The Portal
- Founded: 2001
- Founder: Rickie Green
- Type: LGBT Community Center
- Location(s): 2419 Greenmount Avenue Suites 1 and 4, Baltimore, Maryland, United States;
- Region served: Baltimore and Central Maryland

= The Portal (community center) =

Community center for LGBT African Americans in Baltimore, Maryland

The Portal was a Baltimore LGBT community center for LGBT African Americans in the Baltimore, Maryland metropolitan area. It was owned and maintained by Empowering New Concepts, Inc. ENC, Inc. is a non-profit, 501(c)(3) community based organization established in 2001 by current CEO Rickie Green. Intended as a safe place for LGBT people of color, they offered health and safety information including AIDS awareness. The Portal "promotes stronger, more effective same gender loving communities of color through access to quality healthcare and economic and educational services." They served men who have sex with men as well as women who have sex with women.

==History==
It was first opened on August 19, 2002, at 302 Park Avenue, 1st floor, and was reopened on September 16, 2004 at 16 South Calvert Street, in the heart of the Financial District, and again on September 1, 2005, at its current location at 2419 Greenmount Avenue Suites 1 and 4.

In 2005 they participated in the amicus brief supporting "Right to Same Sex Marriage in Maryland" In October 2005 they were awarded a 2006 Annie E. Casey Foundation Families and Children Grant for their direct services program YBU (Why Be You), a "group level intervention for gay, lesbian, bisexual, and transgender youth, designed to address homophobia in the schoolsystem".

In 2007 they presented "Confronting internalized oppression as a barrier to self-care among Black MSM: The RISE intervention" as part of the 138th Annual Meeting & Exposition of the American Public Health Association.

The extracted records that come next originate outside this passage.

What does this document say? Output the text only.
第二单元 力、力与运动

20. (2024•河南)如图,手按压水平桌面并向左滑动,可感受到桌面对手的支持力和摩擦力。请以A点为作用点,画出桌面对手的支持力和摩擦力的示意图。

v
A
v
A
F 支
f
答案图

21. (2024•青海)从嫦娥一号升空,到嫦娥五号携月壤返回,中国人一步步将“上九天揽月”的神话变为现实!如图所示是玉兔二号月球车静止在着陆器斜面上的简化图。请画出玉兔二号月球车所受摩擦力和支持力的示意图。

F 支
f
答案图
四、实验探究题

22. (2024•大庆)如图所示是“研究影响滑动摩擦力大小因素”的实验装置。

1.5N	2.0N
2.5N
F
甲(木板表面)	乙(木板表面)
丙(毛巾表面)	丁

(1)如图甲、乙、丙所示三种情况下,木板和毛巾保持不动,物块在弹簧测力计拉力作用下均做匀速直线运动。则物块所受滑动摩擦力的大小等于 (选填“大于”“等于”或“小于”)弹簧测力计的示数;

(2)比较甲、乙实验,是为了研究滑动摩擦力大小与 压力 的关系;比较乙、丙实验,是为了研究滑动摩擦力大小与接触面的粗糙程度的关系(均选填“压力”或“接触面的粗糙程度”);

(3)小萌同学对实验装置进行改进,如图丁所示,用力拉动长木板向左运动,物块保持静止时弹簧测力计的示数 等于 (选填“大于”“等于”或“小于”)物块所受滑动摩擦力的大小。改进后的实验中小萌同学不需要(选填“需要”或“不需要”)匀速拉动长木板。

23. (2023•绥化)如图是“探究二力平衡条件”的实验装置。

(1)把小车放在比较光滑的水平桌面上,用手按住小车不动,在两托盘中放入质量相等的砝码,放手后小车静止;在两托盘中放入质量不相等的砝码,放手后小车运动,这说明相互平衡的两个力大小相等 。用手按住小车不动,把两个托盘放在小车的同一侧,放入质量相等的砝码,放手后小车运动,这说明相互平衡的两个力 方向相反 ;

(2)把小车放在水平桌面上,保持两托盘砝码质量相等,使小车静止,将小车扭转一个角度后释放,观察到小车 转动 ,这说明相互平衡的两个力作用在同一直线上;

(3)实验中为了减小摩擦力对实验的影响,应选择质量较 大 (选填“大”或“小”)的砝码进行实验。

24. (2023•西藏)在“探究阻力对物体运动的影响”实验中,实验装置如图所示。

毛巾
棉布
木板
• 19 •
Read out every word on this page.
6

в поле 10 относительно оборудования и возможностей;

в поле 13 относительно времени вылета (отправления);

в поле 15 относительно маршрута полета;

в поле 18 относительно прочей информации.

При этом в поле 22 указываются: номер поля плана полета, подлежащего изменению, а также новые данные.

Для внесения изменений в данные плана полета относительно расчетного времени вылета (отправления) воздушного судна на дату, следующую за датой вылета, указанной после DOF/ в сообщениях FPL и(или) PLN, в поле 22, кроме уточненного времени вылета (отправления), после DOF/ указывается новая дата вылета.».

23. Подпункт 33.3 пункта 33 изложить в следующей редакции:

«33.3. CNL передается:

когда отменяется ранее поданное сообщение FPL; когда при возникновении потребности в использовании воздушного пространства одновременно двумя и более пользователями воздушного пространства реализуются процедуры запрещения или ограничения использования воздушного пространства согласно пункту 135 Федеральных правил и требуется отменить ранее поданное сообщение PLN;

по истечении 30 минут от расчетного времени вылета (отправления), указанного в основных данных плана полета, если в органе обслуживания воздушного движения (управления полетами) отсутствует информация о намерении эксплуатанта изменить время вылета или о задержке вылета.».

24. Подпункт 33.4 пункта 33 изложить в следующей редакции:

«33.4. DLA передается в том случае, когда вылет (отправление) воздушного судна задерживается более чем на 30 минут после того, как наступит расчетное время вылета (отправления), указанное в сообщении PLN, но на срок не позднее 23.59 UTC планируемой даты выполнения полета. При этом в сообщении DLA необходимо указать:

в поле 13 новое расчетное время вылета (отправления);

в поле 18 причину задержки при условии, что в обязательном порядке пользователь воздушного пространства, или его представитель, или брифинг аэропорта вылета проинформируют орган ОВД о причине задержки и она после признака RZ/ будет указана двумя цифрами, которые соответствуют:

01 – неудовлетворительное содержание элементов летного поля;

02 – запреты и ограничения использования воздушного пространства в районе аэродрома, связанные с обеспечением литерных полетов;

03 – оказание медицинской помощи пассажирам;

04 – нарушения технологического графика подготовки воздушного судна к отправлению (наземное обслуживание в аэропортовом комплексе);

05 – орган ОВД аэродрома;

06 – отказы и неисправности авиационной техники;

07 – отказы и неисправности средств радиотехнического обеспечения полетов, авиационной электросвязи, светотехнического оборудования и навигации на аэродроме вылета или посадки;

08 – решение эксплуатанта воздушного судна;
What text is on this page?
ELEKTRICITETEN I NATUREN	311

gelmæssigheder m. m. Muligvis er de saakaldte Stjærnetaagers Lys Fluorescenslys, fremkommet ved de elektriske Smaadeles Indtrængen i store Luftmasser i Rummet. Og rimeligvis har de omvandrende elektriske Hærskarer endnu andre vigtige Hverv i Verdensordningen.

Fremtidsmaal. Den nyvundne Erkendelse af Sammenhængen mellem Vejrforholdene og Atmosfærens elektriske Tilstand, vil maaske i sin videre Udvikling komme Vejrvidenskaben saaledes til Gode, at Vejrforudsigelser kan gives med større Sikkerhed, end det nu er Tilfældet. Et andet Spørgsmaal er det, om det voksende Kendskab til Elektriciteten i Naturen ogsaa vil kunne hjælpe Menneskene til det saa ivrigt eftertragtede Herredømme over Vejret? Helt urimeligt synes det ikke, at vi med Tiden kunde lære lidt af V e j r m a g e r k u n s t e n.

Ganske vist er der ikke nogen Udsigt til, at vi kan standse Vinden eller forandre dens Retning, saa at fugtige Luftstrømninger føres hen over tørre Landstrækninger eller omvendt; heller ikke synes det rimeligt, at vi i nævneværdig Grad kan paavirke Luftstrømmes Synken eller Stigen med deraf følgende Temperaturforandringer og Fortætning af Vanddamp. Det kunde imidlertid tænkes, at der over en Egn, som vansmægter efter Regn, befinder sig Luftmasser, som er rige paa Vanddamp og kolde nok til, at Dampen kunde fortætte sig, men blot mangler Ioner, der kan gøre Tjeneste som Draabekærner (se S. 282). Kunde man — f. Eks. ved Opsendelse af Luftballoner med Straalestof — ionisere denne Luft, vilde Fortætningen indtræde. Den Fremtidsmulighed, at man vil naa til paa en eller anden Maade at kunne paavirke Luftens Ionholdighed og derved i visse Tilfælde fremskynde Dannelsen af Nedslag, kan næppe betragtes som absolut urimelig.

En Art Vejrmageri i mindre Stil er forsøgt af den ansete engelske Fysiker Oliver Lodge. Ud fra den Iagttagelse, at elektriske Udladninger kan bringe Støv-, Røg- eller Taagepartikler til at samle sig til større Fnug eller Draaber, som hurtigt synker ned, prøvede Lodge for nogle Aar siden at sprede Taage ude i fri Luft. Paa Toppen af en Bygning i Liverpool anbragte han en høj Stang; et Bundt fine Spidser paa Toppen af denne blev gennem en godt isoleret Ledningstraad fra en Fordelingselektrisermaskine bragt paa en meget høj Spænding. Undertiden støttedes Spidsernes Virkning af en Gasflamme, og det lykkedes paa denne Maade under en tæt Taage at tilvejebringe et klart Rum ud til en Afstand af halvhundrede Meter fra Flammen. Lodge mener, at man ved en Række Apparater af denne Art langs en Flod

In 2008 they presented "Building On Our Strengths" at the Black Gay Men/MSM and HIV/AIDS: Confronting the Crisis and Planning for Action technical conference convened by The National Alliance of State and Territorial AIDS Directors (NASTAD).

In 2009 they organized a HIV Public Forum to coincide with World AIDS Day. They were also selected as a "funded local partner organization" by the NIAID HIV Vaccine Research Education Initiative.

In May 2010, in conjunction with World AIDS Vaccine Day, they presented AESTHETICS: Perception... (& the Eye of the Beholder), theatre, spoken word, music, and dance performances at Maryland Institute College of Art. This was their third year in a row doing so.